Com o objetivo de padronizar o papel utilizado nas certidões de nascimento, casamento e óbito no Estado do Espírito Santo, o SINOREG-ES fez a compra de uma grande quantidade para serem distribuídas entre as serventias capixabas pelo preço de custo, barateando assim a aquisição para cartórios de pequeno porte que necessitam apenas de pequenas quantidades, conforme tabela de valores abaixo:

PACOTE

QUANTIDADE VALOR
500 FOLHAS 60,00
1000 FOLHAS 120,00

FRETE

TIPO 500 FOLHAS 1000 FOLHAS
PAC R$ 25,00 R$ 30,00
SEDEX R$ 30,00 R$ 40,00

Cada cartório deverá adquirir, no mínimo, 500 (quinhentas) unidades, sem limite máximo de aquisição, devendo os pedidos serem feitos de 500 em 500 unidades (p. ex. 500, 1000, 1500 e assim sucessivamente). Os requerimentos deverão ser feitos pelo e-mail douglas@sinoreg-es.org.br, mediante depósito prévio na seguinte conta bancária:

Banco Banestes

Banco 021
Conta Corrente 6.256.788
Agência 076
CNPJ 02.510.599/0001-39

Obs: a postagem será efetuada no máximo em até 3 úteis.

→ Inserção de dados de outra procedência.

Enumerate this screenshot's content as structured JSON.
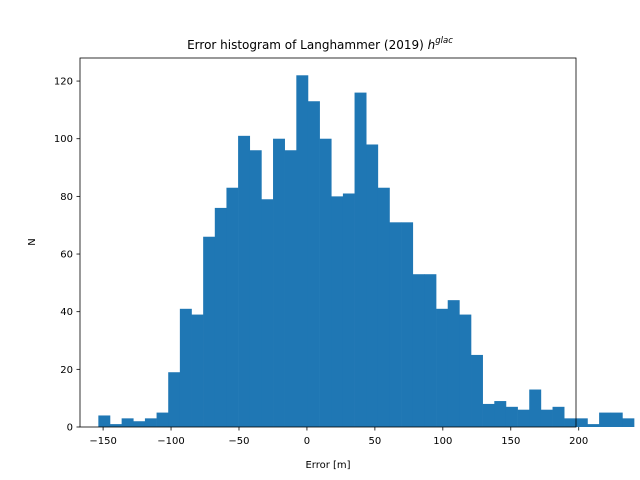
{
  "chart_data": {
    "type": "bar",
    "title": "Error histogram of Langhammer (2019) ",
    "title_math_base": "h",
    "title_math_sup": "glac",
    "xlabel": "Error [m]",
    "ylabel": "N",
    "xlim": [
      -167,
      198
    ],
    "ylim": [
      0,
      128
    ],
    "xticks": [
      -150,
      -100,
      -50,
      0,
      50,
      100,
      150,
      200
    ],
    "xtick_labels": [
      "−150",
      "−100",
      "−50",
      "0",
      "50",
      "100",
      "150",
      "200"
    ],
    "yticks": [
      0,
      20,
      40,
      60,
      80,
      100,
      120
    ],
    "ytick_labels": [
      "0",
      "20",
      "40",
      "60",
      "80",
      "100",
      "120"
    ],
    "grid": false,
    "bar_color": "#1f77b4",
    "bin_start": -153.5,
    "bin_width": 8.57,
    "values": [
      4,
      1,
      3,
      2,
      3,
      5,
      19,
      41,
      39,
      66,
      76,
      83,
      101,
      96,
      79,
      100,
      96,
      122,
      113,
      100,
      80,
      81,
      116,
      98,
      83,
      71,
      71,
      53,
      53,
      41,
      44,
      39,
      25,
      8,
      9,
      7,
      6,
      13,
      6,
      7,
      3,
      3,
      1,
      5,
      5,
      3
    ]
  }
}
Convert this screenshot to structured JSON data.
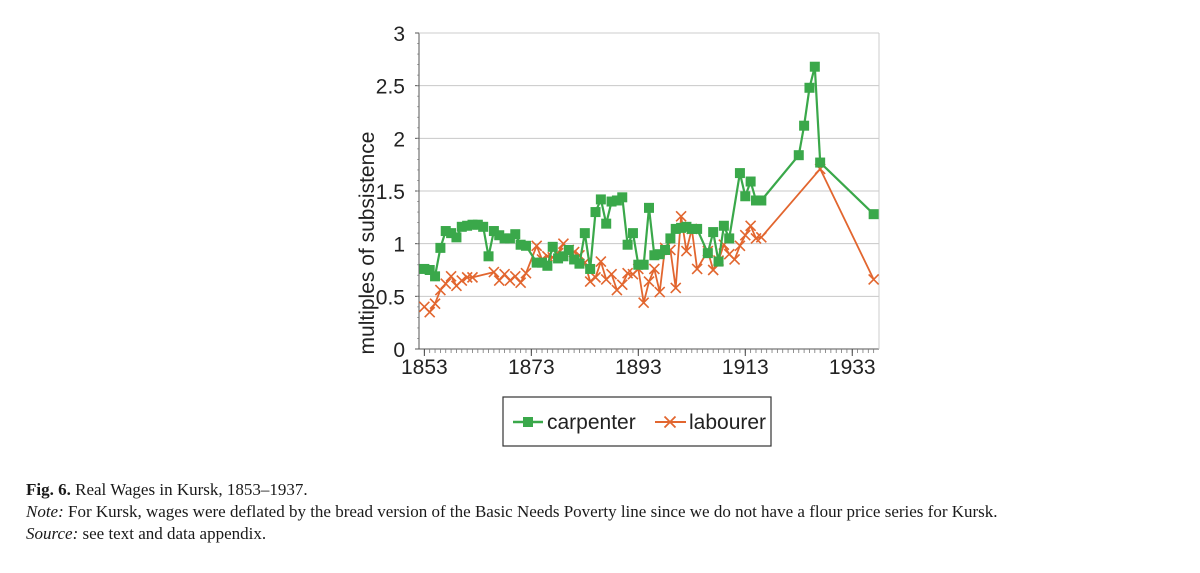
{
  "chart_data": {
    "type": "line",
    "ylabel": "multiples of subsistence",
    "xlabel": "",
    "xlim": [
      1852,
      1938
    ],
    "ylim": [
      0,
      3
    ],
    "x_ticks": [
      "1853",
      "1873",
      "1893",
      "1913",
      "1933"
    ],
    "y_ticks": [
      "0",
      "0.5",
      "1",
      "1.5",
      "2",
      "2.5",
      "3"
    ],
    "grid": "horizontal",
    "legend": "bottom-center",
    "series": [
      {
        "name": "carpenter",
        "color": "#3aa84a",
        "marker": "square",
        "x": [
          1853,
          1854,
          1855,
          1856,
          1857,
          1858,
          1859,
          1860,
          1861,
          1862,
          1863,
          1864,
          1865,
          1866,
          1867,
          1868,
          1869,
          1870,
          1871,
          1872,
          1874,
          1875,
          1876,
          1877,
          1878,
          1879,
          1880,
          1881,
          1882,
          1883,
          1884,
          1885,
          1886,
          1887,
          1888,
          1889,
          1890,
          1891,
          1892,
          1893,
          1894,
          1895,
          1896,
          1897,
          1898,
          1899,
          1900,
          1901,
          1902,
          1903,
          1904,
          1906,
          1907,
          1908,
          1909,
          1910,
          1912,
          1913,
          1914,
          1915,
          1916,
          1923,
          1924,
          1925,
          1926,
          1927,
          1937
        ],
        "y": [
          0.76,
          0.75,
          0.69,
          0.96,
          1.12,
          1.1,
          1.06,
          1.16,
          1.17,
          1.18,
          1.18,
          1.16,
          0.88,
          1.12,
          1.08,
          1.05,
          1.05,
          1.09,
          0.99,
          0.98,
          0.82,
          0.82,
          0.79,
          0.97,
          0.86,
          0.88,
          0.94,
          0.85,
          0.81,
          1.1,
          0.76,
          1.3,
          1.42,
          1.19,
          1.4,
          1.41,
          1.44,
          0.99,
          1.1,
          0.8,
          0.8,
          1.34,
          0.89,
          0.9,
          0.94,
          1.05,
          1.14,
          1.15,
          1.16,
          1.14,
          1.14,
          0.91,
          1.11,
          0.83,
          1.17,
          1.05,
          1.67,
          1.45,
          1.59,
          1.41,
          1.41,
          1.84,
          2.12,
          2.48,
          2.68,
          1.77,
          1.28
        ]
      },
      {
        "name": "labourer",
        "color": "#e2662f",
        "marker": "x",
        "x": [
          1853,
          1854,
          1855,
          1856,
          1857,
          1858,
          1859,
          1860,
          1861,
          1862,
          1866,
          1867,
          1868,
          1869,
          1870,
          1871,
          1872,
          1874,
          1875,
          1876,
          1877,
          1878,
          1879,
          1880,
          1881,
          1882,
          1883,
          1884,
          1885,
          1886,
          1887,
          1888,
          1889,
          1890,
          1891,
          1892,
          1893,
          1894,
          1895,
          1896,
          1897,
          1898,
          1899,
          1900,
          1901,
          1902,
          1903,
          1904,
          1906,
          1907,
          1908,
          1909,
          1910,
          1911,
          1912,
          1913,
          1914,
          1915,
          1916,
          1927,
          1937
        ],
        "y": [
          0.4,
          0.35,
          0.43,
          0.56,
          0.62,
          0.69,
          0.6,
          0.65,
          0.68,
          0.68,
          0.73,
          0.65,
          0.71,
          0.65,
          0.69,
          0.63,
          0.72,
          0.98,
          0.85,
          0.88,
          0.87,
          0.91,
          1.0,
          0.94,
          0.92,
          0.89,
          0.82,
          0.64,
          0.68,
          0.83,
          0.66,
          0.71,
          0.56,
          0.61,
          0.72,
          0.71,
          0.76,
          0.44,
          0.64,
          0.76,
          0.54,
          0.96,
          0.94,
          0.58,
          1.26,
          0.93,
          1.14,
          0.76,
          0.93,
          0.75,
          0.84,
          0.99,
          0.9,
          0.85,
          0.98,
          1.08,
          1.17,
          1.05,
          1.06,
          1.71,
          0.66
        ]
      }
    ]
  },
  "caption": {
    "fig_label": "Fig. 6.",
    "fig_title": " Real Wages in Kursk, 1853–1937.",
    "note_label": "Note:",
    "note_text": " For Kursk, wages were deflated by the bread version of the Basic Needs Poverty line since we do not have a flour price series for Kursk.",
    "source_label": "Source:",
    "source_text": "  see text and data appendix."
  }
}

Os pedidos deverão vir acompanhados do comprovante de depósito bancário.Este serviço será disponibilizado somente para associados em dia com suas contribuições sindicais.Maiores informações pelo e-mail acima ou pelo telefone (27) 3314-5111.

Fonte: Sinoreg/ES | 03/12/2014.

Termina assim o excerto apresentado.